On the Sparse DAG Structure Learning Based on Adaptive Lasso
This work improves DAG structure learning for Bayesian Networks, which is crucial for evidential reasoning, but it is incremental as it builds on existing methods like NOTEARS.
The paper tackles the problem of learning sparse directed acyclic graphs (DAGs) from observational data by addressing the non-sparsity issue in continuous optimization methods like NOTEARS, resulting in a method that consistently outperforms NOTEARS in experiments on synthetic and real-world datasets.

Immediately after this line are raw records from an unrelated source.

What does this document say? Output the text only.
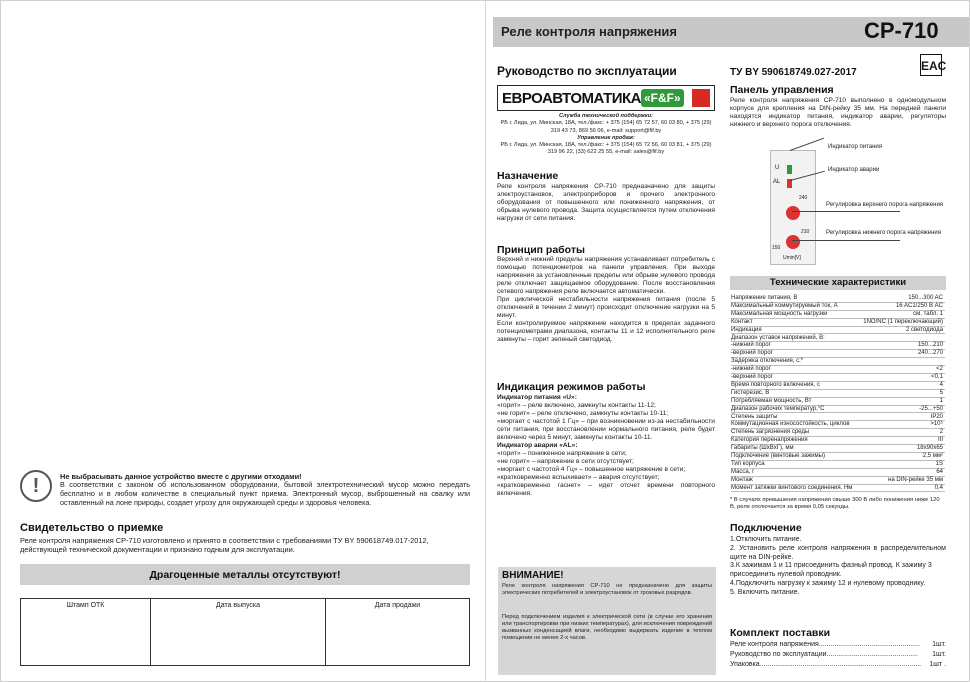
!	Не выбрасывать данное устройство вместе с другими отходами!
В соответствии с законом об использованном оборудовании, бытовой электротехнический мусор можно передать бесплатно и в любом количестве в специальный пункт приема. Электронный мусор, выброшенный на свалку или оставленный на лоне природы, создает угрозу для окружающей среды и здоровья человека.
Свидетельство о приемке
Реле контроля напряжения CP-710 изготовлено и принято в соответствии с требованиями ТУ BY 590618749.017-2012, действующей технической документации и признано годным для эксплуатации.
Драгоценные металлы отсутствуют!
Штамп ОТК	Дата выпуска	Дата продажи
Реле контроля напряжения	CP-710
Руководство по эксплуатации
ЕВРОАВТОМАТИКА «F&F»
Служба технической поддержки:
РБ г. Лида, ул. Минская, 18А, тел./факс: + 375 (154) 65 72 57, 60 03 80, + 375 (29) 319 43 73, 869 56 06, e-mail: support@fif.by
Управление продаж:
РБ г. Лида, ул. Минская, 18А, тел./факс: + 375 (154) 65 72 56, 60 03 81, + 375 (29) 319 96 22, (33) 622 25 55, e-mail: sales@fif.by
Назначение
Реле контроля напряжения CP-710 предназначено для защиты электроустановок, электроприборов и прочего электронного оборудования от повышенного или пониженного напряжения, от обрыва нулевого провода. Защита осуществляется путем отключения нагрузки от сети питания.
Принцип работы
Верхний и нижний пределы напряжения устанавливает потребитель с помощью потенциометров на панели управления. При выходе напряжения за установленные пределы или обрыве нулевого провода реле отключает защищаемое оборудование. После восстановления сетевого напряжения реле включается автоматически.
При циклической нестабильности напряжения питания (после 5 отключений в течении 2 минут) происходит отключение нагрузки на 5 минут.
Если контролируемое напряжение находится в пределах заданного потенциометрами диапазона, контакты 11 и 12 исполнительного реле замкнуты – горит зеленый светодиод.
Индикация режимов работы
Индикатор питания «U»:
«горит» – реле включено, замкнуты контакты 11-12;
«не горит» – реле отключено, замкнуты контакты 10-11;
«моргает с частотой 1 Гц» – при возникновении из-за нестабильности сети питания, при восстановлении нормального питания, реле будет включено через 5 минут, замкнуты контакты 10-11.
Индикатор аварии «AL»:
«горит» – пониженное напряжение в сети;
«не горит» – напряжение в сети отсутствует;
«моргает с частотой 4 Гц» – повышенное напряжение в сети;
«кратковременно вспыхивает» – авария отсутствует;
«кратковременно гаснет» – идет отсчет времени повторного включения.
ВНИМАНИЕ!
Реле контроля напряжения CP-710 не предназначено для защиты электрических потребителей и электроустановок от грозовых разрядов.
Перед подключением изделия к электрической сети (в случае его хранения или транспортировки при низких температурах), для исключения повреждений вызванных конденсацией влаги, необходимо выдержать изделие в теплом помещении не менее 2-х часов.
ТУ BY 590618749.027-2017	EAC
Панель управления
Реле контроля напряжения CP-710 выполнено в одномодульном корпусе для крепления на DIN-рейку 35 мм. На передней панели находятся индикатор питания, индикатор аварии, регуляторы нижнего и верхнего порога отключения.
U
AL
240
210
150
Umin[V]
Индикатор питания
Индикатор аварии
Регулировка верхнего порога напряжения
Регулировка нижнего порога напряжения
Технические характеристики
Напряжение питания, В	150...300 AC
Максимальный коммутируемый ток, А	16 AC1/250 В AC
Максимальная мощность нагрузки	см. табл. 1
Контакт	1NO/NC (1 переключающий)
Индикация	2 светодиода
Диапазон уставок напряжений, В:
-нижний порог	150...210
-верхний порог	240...270
Задержка отключения, с:*
-нижний порог	<2
-верхний порог	<0,1
Время повторного включения, с	4
Гистерезис, В	5
Потребляемая мощность, Вт	1
Диапазон рабочих температур,°С	-25...+50
Степень защиты	IP20
Коммутационная износостойкость, циклов	>10⁵
Степень загрязнения среды	2
Категория перенапряжения	III
Габариты (ШxВxГ), мм	18x90x65
Подключение (винтовые зажимы)	2,5 мм²
Тип корпуса	1S
Масса, г	64
Монтаж	на DIN-рейке 35 мм
Момент затяжки винтового соединения, Нм	0,4
* В случаях превышения напряжения свыше 300 В либо понижения ниже 120 В, реле отключается за время 0,05 секунды.
Подключение
1.Отключить питание.
2. Установить реле контроля напряжения в распределительном щите на DIN-рейке.
3.К зажимам 1 и 11 присоединить фазный провод. К зажиму 3 присоединить нулевой проводник.
4.Подключить нагрузку к зажиму 12 и нулевому проводнику.
5. Включить питание.
Комплект поставки
Реле контроля напряжения.................................................... 1шт.
Руководство по эксплуатации............................................... 1шт.
Упаковка................................................................................... 1шт .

Learning the underlying Bayesian Networks (BNs), represented by directed acyclic graphs (DAGs), of the concerned events from purely-observational data is a crucial part of evidential reasoning. This task remains challenging due to the large and discrete search space. A recent flurry of developments followed NOTEARS[1] recast this combinatorial problem into a continuous optimization problem by leveraging an algebraic equality characterization of acyclicity. However, the continuous optimization methods suffer from obtaining non-spare graphs after the numerical optimization, which leads to the inflexibility to rule out the potentially cycle-inducing edges or false discovery edges with small values. To address this issue, in this paper, we develop a completely data-driven DAG structure learning method without a predefined value to post-threshold small values. We name our method NOTEARS with adaptive Lasso (NOTEARS-AL), which is achieved by applying the adaptive penalty method to ensure the sparsity of the estimated DAG. Moreover, we show that NOTEARS-AL also inherits the oracle properties under some specific conditions. Extensive experiments on both synthetic and a real-world dataset demonstrate that our method consistently outperforms NOTEARS.